A tale scopo vengono condotte indagini sui risultati degli studenti dopo la qualifica e dopo il diploma, così articolate:
- collocazione ed esiti nel mondo del lavoro degli studenti qualificati e degli studenti diplomati che non hanno proseguito gli studi;
- risultati scolastici degli studenti diplomati che hanno intrapreso un corso universitario o altri percorsi di specializzazione;
- risultati scolastici degli studenti qualificati che si sono iscritti al biennio postqualifica.
Le prime due ricerche possono dare preziose indicazioni sulla congruenza tra la preparazione e le aspettative del mondo del lavoro e dei percorsi scolastici esterni alla scuola, sull'effettivo bagaglio di conoscenze e abilità, ma soprattutto sulla capacità di ulteriore apprendimento e di comprensione rapida delle richieste.
L'indagine sulla prosecuzione del curricolo interno, invece, può fornire elementi intorno a un nodo problematico quale il forte dislivello esistente tra il monoennio di qualifica, che privilegia di fatto l'aspetto professionalizzante, e il biennio successivo a impianto prevalentemente teorico.

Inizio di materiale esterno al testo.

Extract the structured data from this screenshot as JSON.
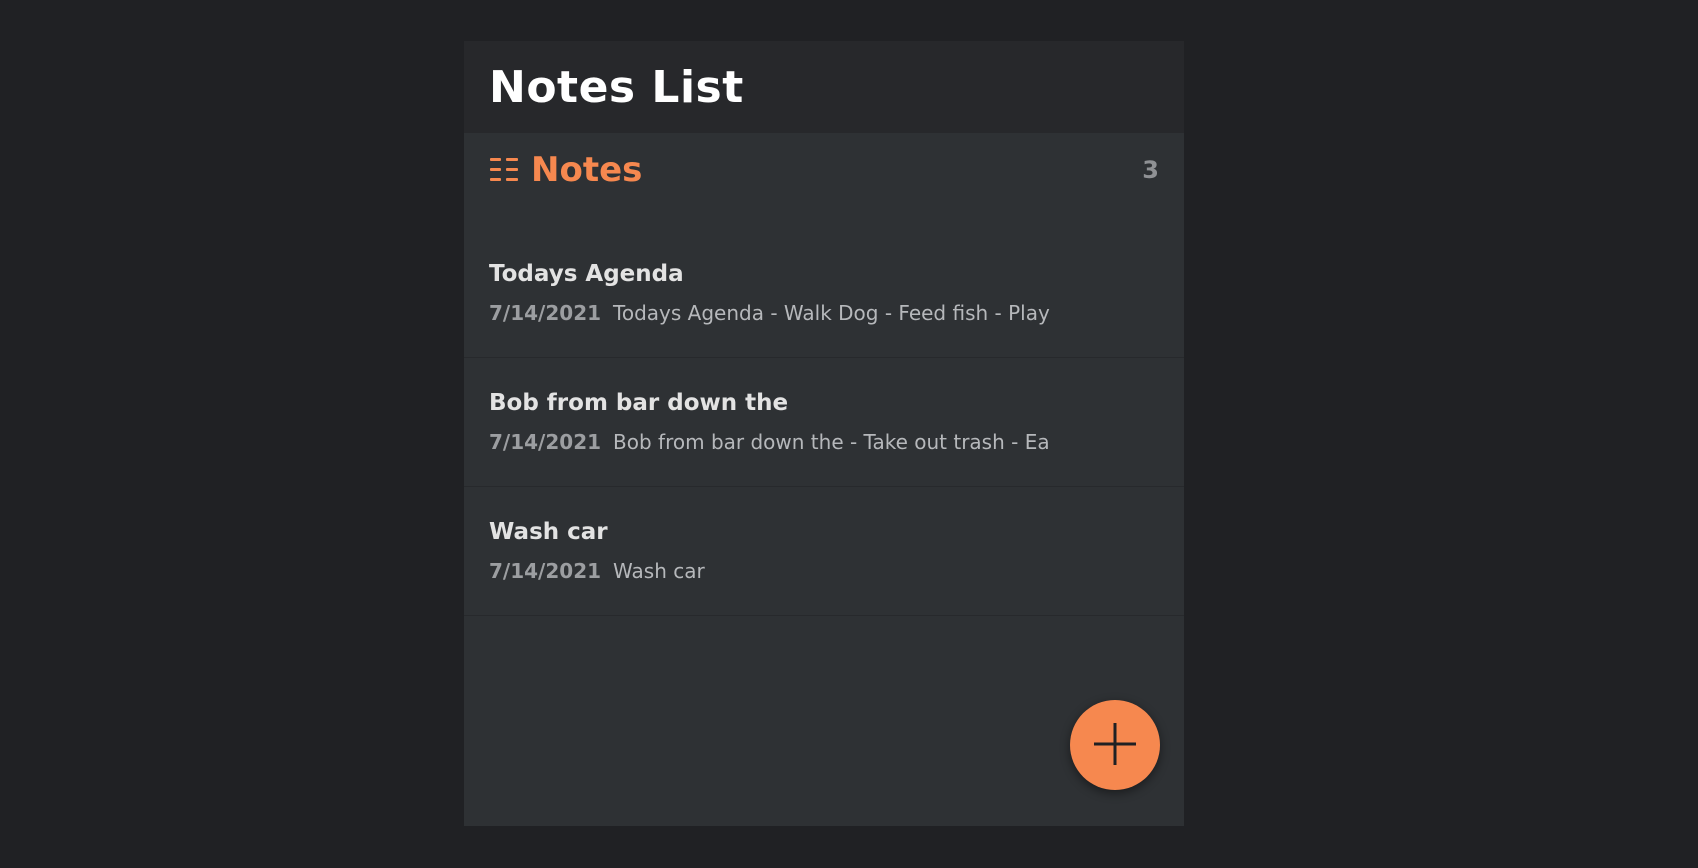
{
  "header": {
    "title": "Notes List"
  },
  "section": {
    "icon": "list-icon",
    "title": "Notes",
    "count": "3",
    "accent_color": "#f6884f"
  },
  "notes": [
    {
      "title": "Todays Agenda",
      "date": "7/14/2021",
      "snippet": "Todays Agenda - Walk Dog - Feed fish - Play"
    },
    {
      "title": "Bob from bar down the",
      "date": "7/14/2021",
      "snippet": "Bob from bar down the - Take out trash - Ea"
    },
    {
      "title": "Wash car",
      "date": "7/14/2021",
      "snippet": "Wash car"
    }
  ],
  "fab": {
    "icon": "plus-icon",
    "color": "#f6884f"
  }
}
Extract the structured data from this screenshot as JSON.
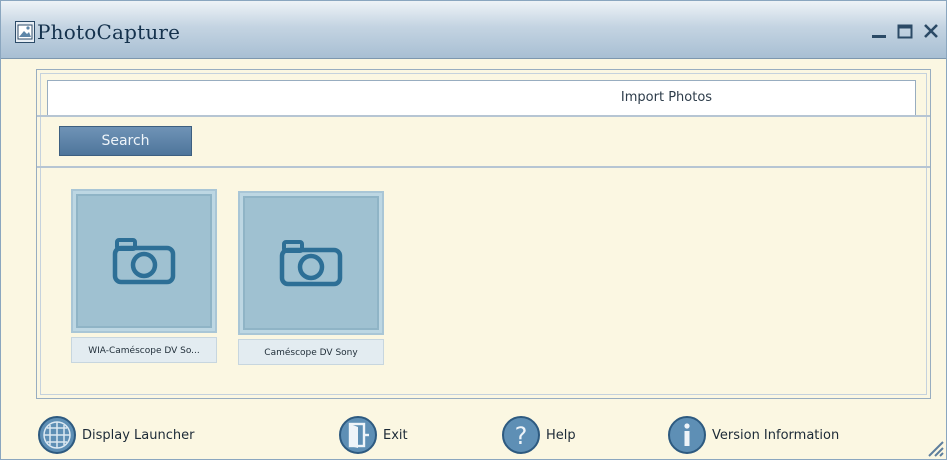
{
  "window": {
    "title": "PhotoCapture",
    "icon": "photo-app-icon",
    "controls": [
      {
        "name": "minimize",
        "icon": "minimize-icon"
      },
      {
        "name": "maximize",
        "icon": "maximize-icon"
      },
      {
        "name": "close",
        "icon": "close-icon"
      }
    ]
  },
  "panel": {
    "header_title": "Import Photos",
    "search_label": "Search"
  },
  "devices": [
    {
      "label": "WIA-Caméscope DV So...",
      "icon": "camera-icon"
    },
    {
      "label": "Caméscope DV Sony",
      "icon": "camera-icon"
    }
  ],
  "footer": {
    "display_launcher": "Display Launcher",
    "exit": "Exit",
    "help": "Help",
    "version_information": "Version Information"
  },
  "colors": {
    "window_bg": "#fbf7e2",
    "accent": "#4e759b",
    "icon_blue": "#2d6f96",
    "device_tile": "#9fc1d1"
  }
}
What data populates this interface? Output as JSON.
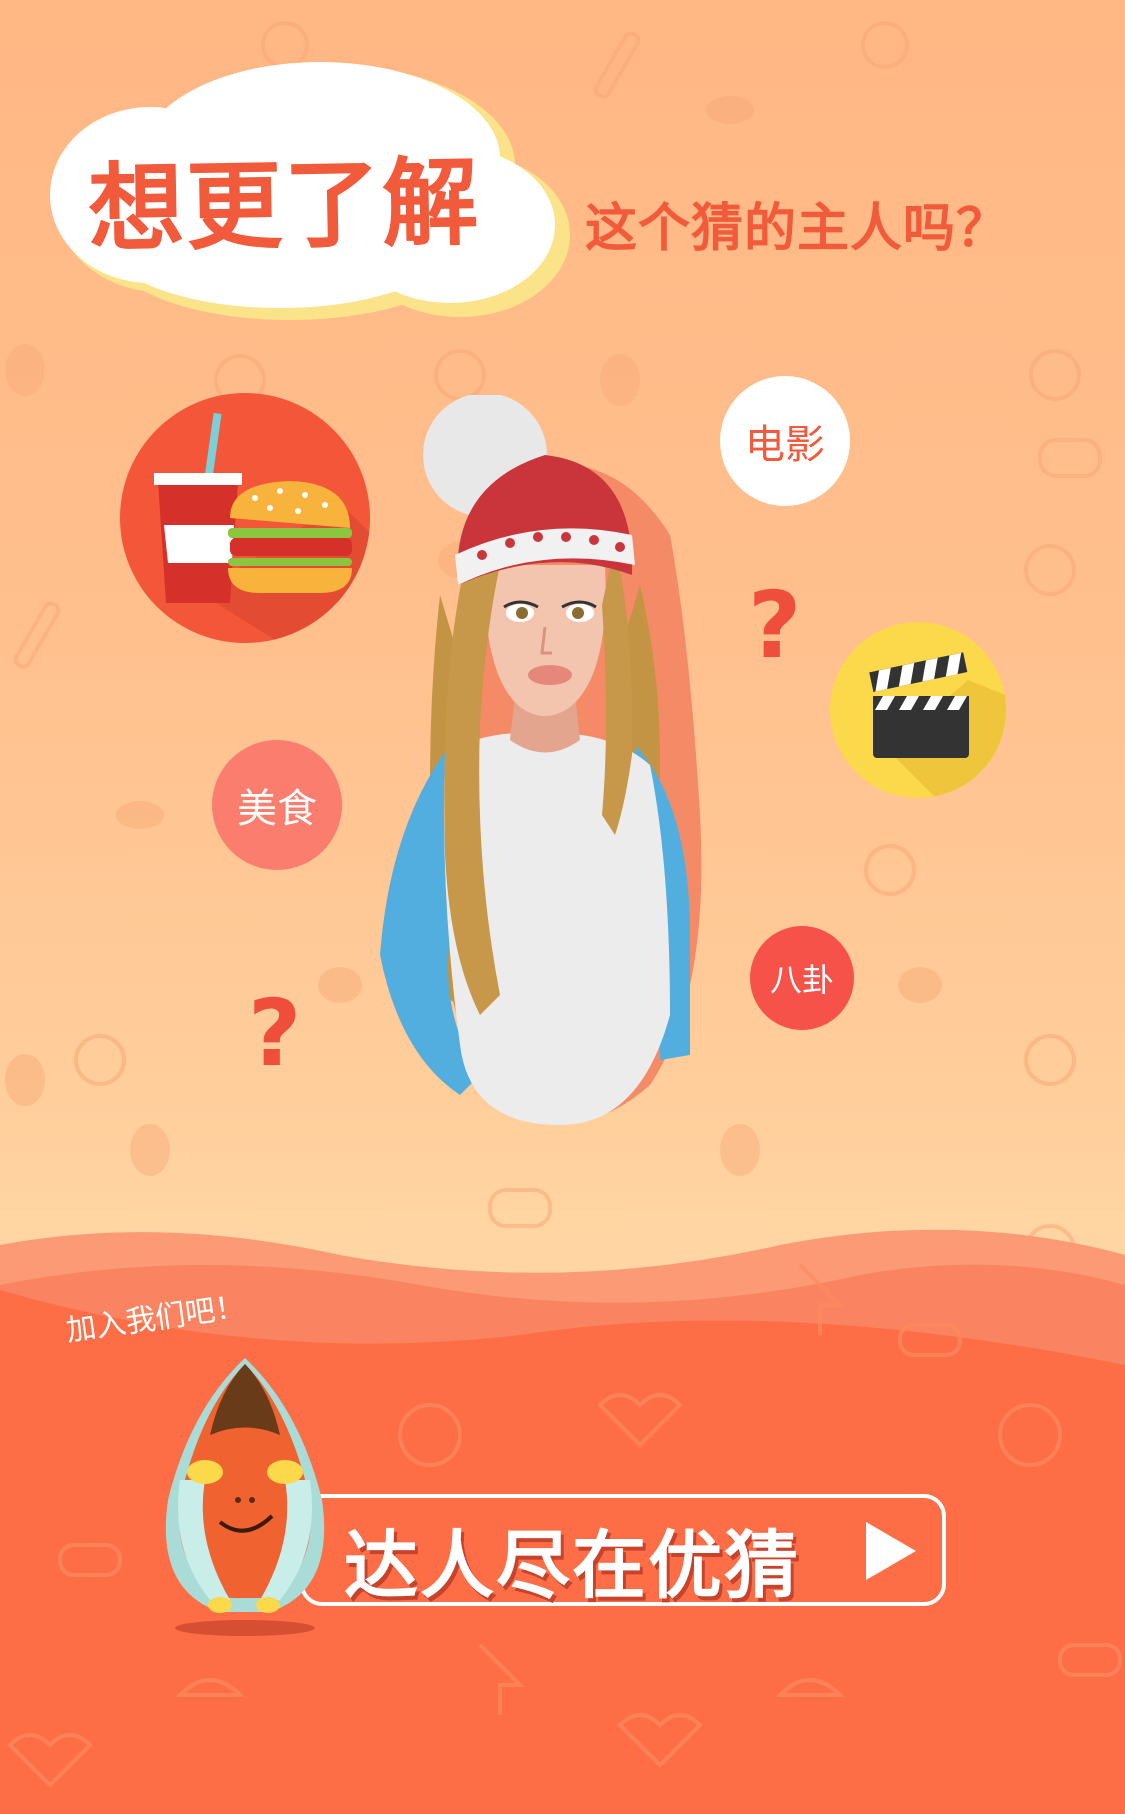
{
  "header": {
    "title": "想更了解",
    "subtitle": "这个猜的主人吗？"
  },
  "bubbles": {
    "movie": "电影",
    "food": "美食",
    "gossip": "八卦"
  },
  "question_mark": "?",
  "footer": {
    "join_text": "加入我们吧！",
    "cta_label": "达人尽在优猜"
  },
  "colors": {
    "accent": "#f15a3a",
    "top_background": "#ffbb86",
    "bottom_background": "#fd6f48",
    "yellow_bubble": "#fcd94a",
    "red_bubble": "#f96b4d"
  },
  "icons": [
    "fast-food-icon",
    "clapperboard-icon",
    "mascot-icon",
    "arrow-right-icon"
  ]
}
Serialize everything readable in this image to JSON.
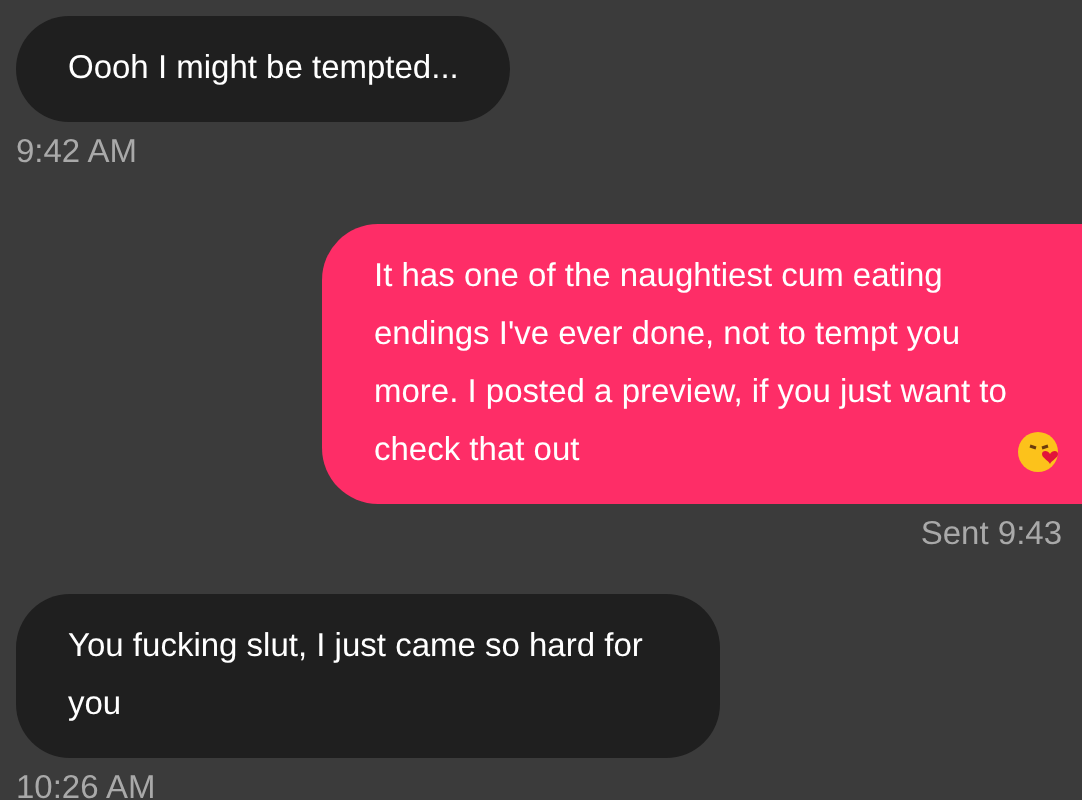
{
  "messages": [
    {
      "kind": "received",
      "text": "Oooh I might be tempted...",
      "time": "9:42 AM",
      "emoji": false
    },
    {
      "kind": "sent",
      "text": "It has one of the naughtiest cum eating endings I've ever done, not to tempt you more. I posted a preview, if you just want to check that out",
      "time": "Sent 9:43",
      "emoji": true
    },
    {
      "kind": "received",
      "text": "You fucking slut, I just came so hard for you",
      "time": "10:26 AM",
      "emoji": false
    }
  ]
}
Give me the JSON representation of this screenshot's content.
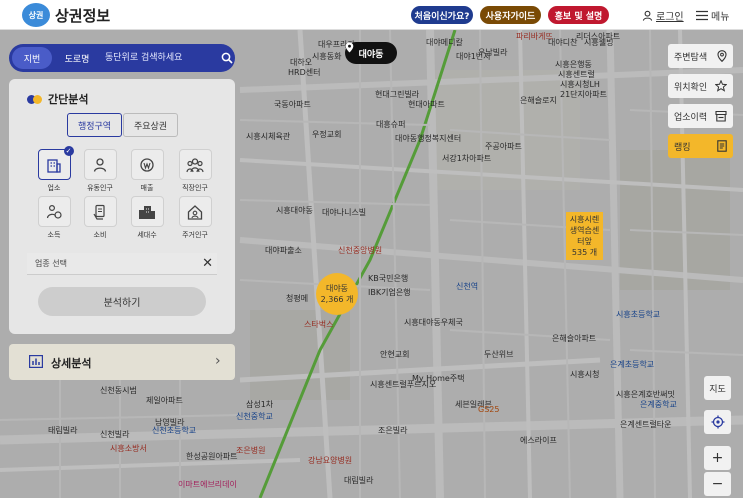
{
  "header": {
    "logo_badge": "상권",
    "title": "상권정보",
    "btn_first": "처음이신가요?",
    "btn_guide": "사용자가이드",
    "btn_promo": "홍보 및 설명",
    "login": "로그인",
    "menu": "메뉴"
  },
  "search": {
    "seg_map": "지번",
    "seg_road": "도로명",
    "placeholder": "동단위로 검색하세요"
  },
  "panel": {
    "title": "간단분석",
    "tab_admin": "행정구역",
    "tab_main": "주요상권",
    "categories": [
      "업소",
      "유동인구",
      "매출",
      "직장인구",
      "소득",
      "소비",
      "세대수",
      "주거인구"
    ],
    "select_placeholder": "업종 선택",
    "analyze_btn": "분석하기"
  },
  "detail": {
    "label": "상세분석"
  },
  "right": {
    "nearby": "주변탐색",
    "locate": "위치확인",
    "history": "업소이력",
    "rank": "랭킹",
    "map_type": "지도",
    "zoom_in": "+",
    "zoom_out": "−"
  },
  "map": {
    "location_pill": "대야동",
    "cluster_name": "대야동",
    "cluster_count": "2,366 개",
    "tag_line1": "시흥시렌",
    "tag_line2": "생역습센",
    "tag_line3": "터앞",
    "tag_count": "535 개",
    "labels": [
      {
        "t": "대우프라자",
        "c": ""
      },
      {
        "t": "시흥동화",
        "c": ""
      },
      {
        "t": "대야메디칼",
        "c": ""
      },
      {
        "t": "대야1번지",
        "c": ""
      },
      {
        "t": "대야디찬",
        "c": ""
      },
      {
        "t": "시흥웰빙",
        "c": ""
      },
      {
        "t": "파리바게뜨",
        "c": "red"
      },
      {
        "t": "리더스아파트",
        "c": ""
      },
      {
        "t": "대하오",
        "c": ""
      },
      {
        "t": "HRD센터",
        "c": ""
      },
      {
        "t": "우남빌라",
        "c": ""
      },
      {
        "t": "시흥은행동",
        "c": ""
      },
      {
        "t": "시흥센트럴",
        "c": ""
      },
      {
        "t": "국동아파트",
        "c": ""
      },
      {
        "t": "현대그린빌라",
        "c": ""
      },
      {
        "t": "현대아파트",
        "c": ""
      },
      {
        "t": "시흥시청LH",
        "c": ""
      },
      {
        "t": "21단지아파트",
        "c": ""
      },
      {
        "t": "은해슬로지",
        "c": ""
      },
      {
        "t": "시흥시체육관",
        "c": ""
      },
      {
        "t": "우정교회",
        "c": ""
      },
      {
        "t": "대흥슈퍼",
        "c": ""
      },
      {
        "t": "대야동행정복지센터",
        "c": ""
      },
      {
        "t": "주공아파트",
        "c": ""
      },
      {
        "t": "시흥대야동",
        "c": ""
      },
      {
        "t": "대야나니스빌",
        "c": ""
      },
      {
        "t": "서강1차아파트",
        "c": ""
      },
      {
        "t": "대야파출소",
        "c": ""
      },
      {
        "t": "신천중앙병원",
        "c": "red"
      },
      {
        "t": "KB국민은행",
        "c": ""
      },
      {
        "t": "IBK기업은행",
        "c": ""
      },
      {
        "t": "신천역",
        "c": "blue"
      },
      {
        "t": "청평메",
        "c": ""
      },
      {
        "t": "스타벅스",
        "c": "red"
      },
      {
        "t": "시흥대야동우체국",
        "c": ""
      },
      {
        "t": "시흥센트럴푸르지오",
        "c": ""
      },
      {
        "t": "My Home주택",
        "c": ""
      },
      {
        "t": "두산위브",
        "c": ""
      },
      {
        "t": "은해슬아파트",
        "c": ""
      },
      {
        "t": "세븐일레븐",
        "c": ""
      },
      {
        "t": "시흥초등학교",
        "c": "blue"
      },
      {
        "t": "은계중학교",
        "c": "blue"
      },
      {
        "t": "은계초등학교",
        "c": "blue"
      },
      {
        "t": "GS25",
        "c": "orange"
      },
      {
        "t": "시흥시청",
        "c": ""
      },
      {
        "t": "안현교회",
        "c": ""
      },
      {
        "t": "조은빌라",
        "c": ""
      },
      {
        "t": "에스라이프",
        "c": ""
      },
      {
        "t": "신천동시범",
        "c": ""
      },
      {
        "t": "제일아파트",
        "c": ""
      },
      {
        "t": "태림빌라",
        "c": ""
      },
      {
        "t": "시흥소방서",
        "c": "red"
      },
      {
        "t": "한성공원아파트",
        "c": ""
      },
      {
        "t": "삼성1차",
        "c": ""
      },
      {
        "t": "신천중학교",
        "c": "blue"
      },
      {
        "t": "신천초등학교",
        "c": "blue"
      },
      {
        "t": "남영빌라",
        "c": ""
      },
      {
        "t": "신천빌라",
        "c": ""
      },
      {
        "t": "은계센트럴타운",
        "c": ""
      },
      {
        "t": "시흥은계호반써밋",
        "c": ""
      },
      {
        "t": "조은병원",
        "c": "red"
      },
      {
        "t": "강남요양병원",
        "c": "red"
      },
      {
        "t": "대림빌라",
        "c": ""
      },
      {
        "t": "이마트에브리데이",
        "c": "pink"
      }
    ]
  }
}
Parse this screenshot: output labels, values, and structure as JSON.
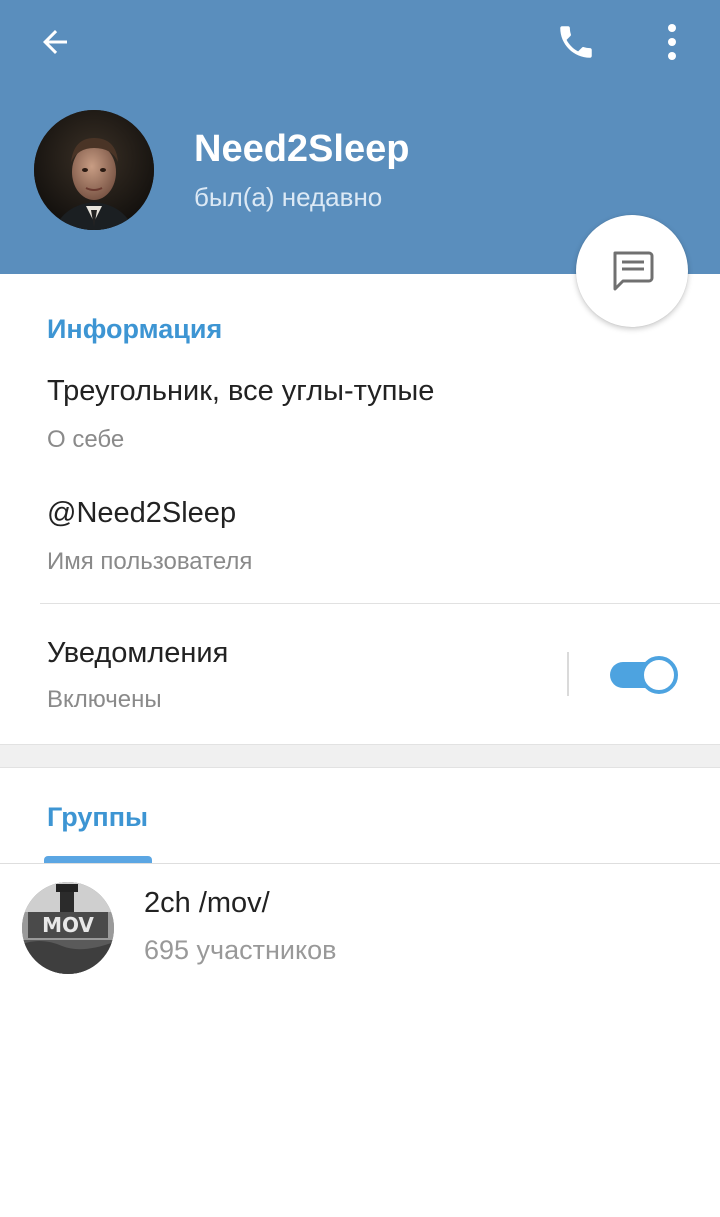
{
  "colors": {
    "header_bg": "#5a8ebd",
    "accent": "#3d95d3",
    "toggle": "#4da3e0"
  },
  "header": {
    "back_icon": "arrow-left-icon",
    "call_icon": "phone-icon",
    "menu_icon": "more-vertical-icon"
  },
  "profile": {
    "name": "Need2Sleep",
    "status": "был(а) недавно"
  },
  "fab": {
    "icon": "message-icon"
  },
  "info": {
    "section_title": "Информация",
    "about_value": "Треугольник, все углы-тупые",
    "about_label": "О себе",
    "username_value": "@Need2Sleep",
    "username_label": "Имя пользователя",
    "notifications_value": "Уведомления",
    "notifications_label": "Включены",
    "notifications_enabled": true
  },
  "groups": {
    "section_title": "Группы",
    "items": [
      {
        "name": "2ch /mov/",
        "members": "695 участников"
      }
    ]
  }
}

Altrettanto significative per avere un quadro della situazione e dell'efficacia didattica sono:
- analisi statistica della dispersione scolastica nel primo biennio (dall'iscrizione in prima all'iscrizione alla terza), accompagnata da interviste sulle motivazioni dell'abbandono, che possono fornire strumenti per un intervento sistematico sulla dispersione;
- ricerca sulle motivazioni della scelta del settore di qualifica (cucina, sala-bar, amministrazione), dalla seconda alla terza, per comprendere il peso delle diverse variabili (l'esperienza nel biennio, i presunti sbocchi professionali, le necessità familiari...) e per apportare eventuali correttivi all'orientamento interno.